Эрлингер дружески прикоснулся к его плечу:
— Вы предупредительны, господин штурмбаннфюрер. Что для нас эта сотня! Если она пройдет вне очереди, вы внесете исправления в свой «график»…
Оба засмеялись. Будучи гостеприимным хозяином, Радомский сказал:
— Прошу ко мне завтракать.
— Пожалуй, — согласился Эрлингер.
Уже у крыльца своего дома Радомский заметил Гедике. Казалось, до этого времени он не замечал маленького лейтенанта, хотя Гедике следовал за ним, как всегда, неотступно.
— Лейтенант! Сейчас же подготовьте операцию номер семь. Сотня четвертая… Пулеметы… И обязательно музыка… Позавтракаете позже.
Гедике вскинул руку и прокричал: «Хайль!»
* * *
Всей четвертой сотне было приказано построиться на центральной площадке. Сотня выстроилась двумя шеренгами, и маленький Гедике, особенно торжественный в эти минуты, натягивая перчатки, сказал:
— Пока придет начальство, мне приказано развлечь вас музыкой. Включить репродукторы!
Русевич, Кузенко и Климко стояли в центре первой шеренги. С тревогой они следили за перемещениями охранников — их было втрое больше обычного — с автоматами наизготовку. Все плотнее прижимаясь к плечу Русевича, Кузенко молвил чуть слышно:
— Это не к добру, Коля…
Русевич не ответил; он чувствовал, как дрожит плечо товарища, этот судорожный озноб передавался и ему.
Репродукторы грянули веселый фокстрот, и надтреснутый, пьяный голос, стремясь перекрыть взвизгивания саксофонов, захрипел:
«У самовара — я и моя Маша…»
Гедике повернулся на каблуках и скомандовал пронзительно-звонким голосом:
— Смир-р-рно!
Разделенные на равные группы, охранники застыли, прижав к животам автоматы.
— Пулеметы! — приказал Гедике.
Из большой сторожевой будки в конце площадки эсесовцы выкатили четыре станковых пулемета и деловито установили их напротив шеренги, на расстоянии тридцати шагов.
Николай следил за этими приготовлениями и не верил, не мог поверить, что это — последние минуты жизни.
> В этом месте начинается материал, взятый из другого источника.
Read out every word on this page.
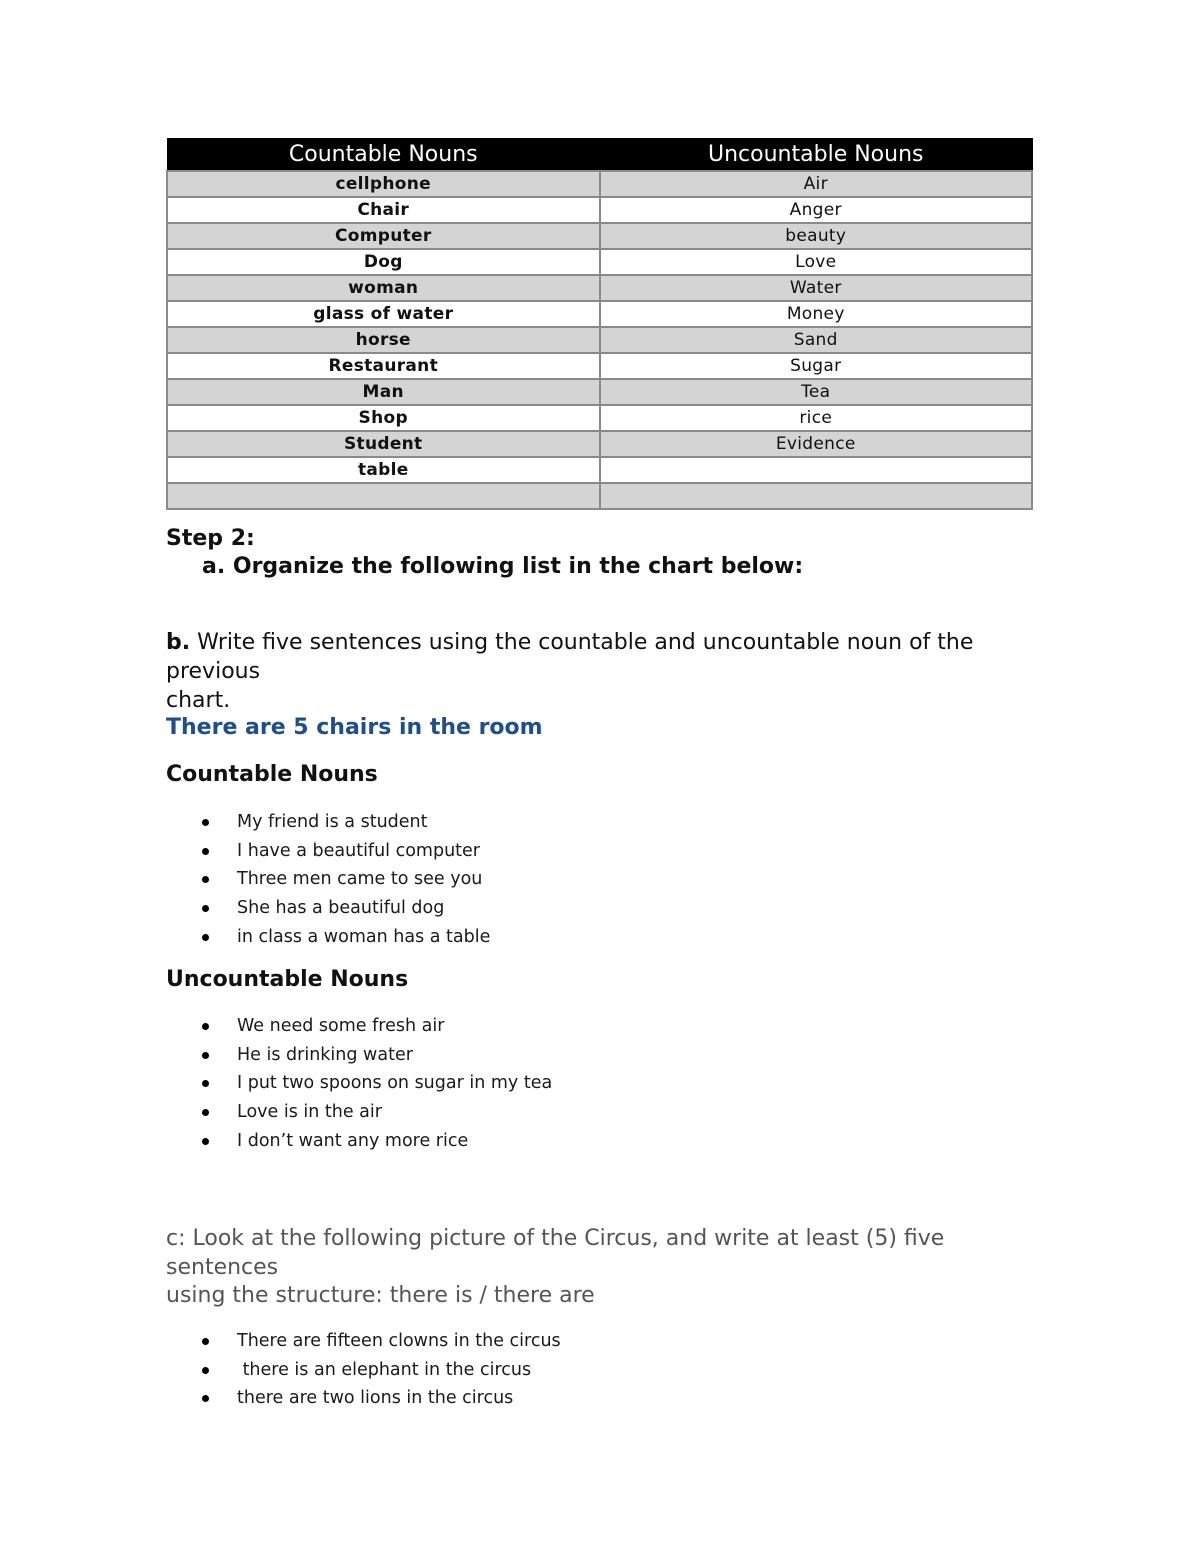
Countable Nouns	Uncountable Nouns
cellphone	Air
Chair	Anger
Computer	beauty
Dog	Love
woman	Water
glass of water	Money
horse	Sand
Restaurant	Sugar
Man	Tea
Shop	rice
Student	Evidence
table	

Step 2:
a. Organize the following list in the chart below:
b. Write five sentences using the countable and uncountable noun of the previous
chart.
There are 5 chairs in the room
Countable Nouns
My friend is a student
I have a beautiful computer
Three men came to see you
She has a beautiful dog
in class a woman has a table
Uncountable Nouns
We need some fresh air
He is drinking water
I put two spoons on sugar in my tea
Love is in the air
I don’t want any more rice
c: Look at the following picture of the Circus, and write at least (5) five sentences
using the structure: there is / there are
There are fifteen clowns in the circus
there is an elephant in the circus
there are two lions in the circus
Неистребимая, негаснущая капля надежды по-прежнему жила в нем. Он негромко сказал товарищам:
— Решили попугать… Обычно они отправляют в Бабий Яр. Почему для нас такое исключение?
Климко порывисто схватил его руку неожиданно сильной, горячей рукой.
— Давай простимся, Коля… За нас отомстят!
Они крепко обнялись.
Молча Русевич простился с Кузенко. Ему казалось, он слышал, как стучит сердце друга. Репродукторы по-прежнему надрывались фокстротом, и хохот саксафона был похож на заливистый собачий лай.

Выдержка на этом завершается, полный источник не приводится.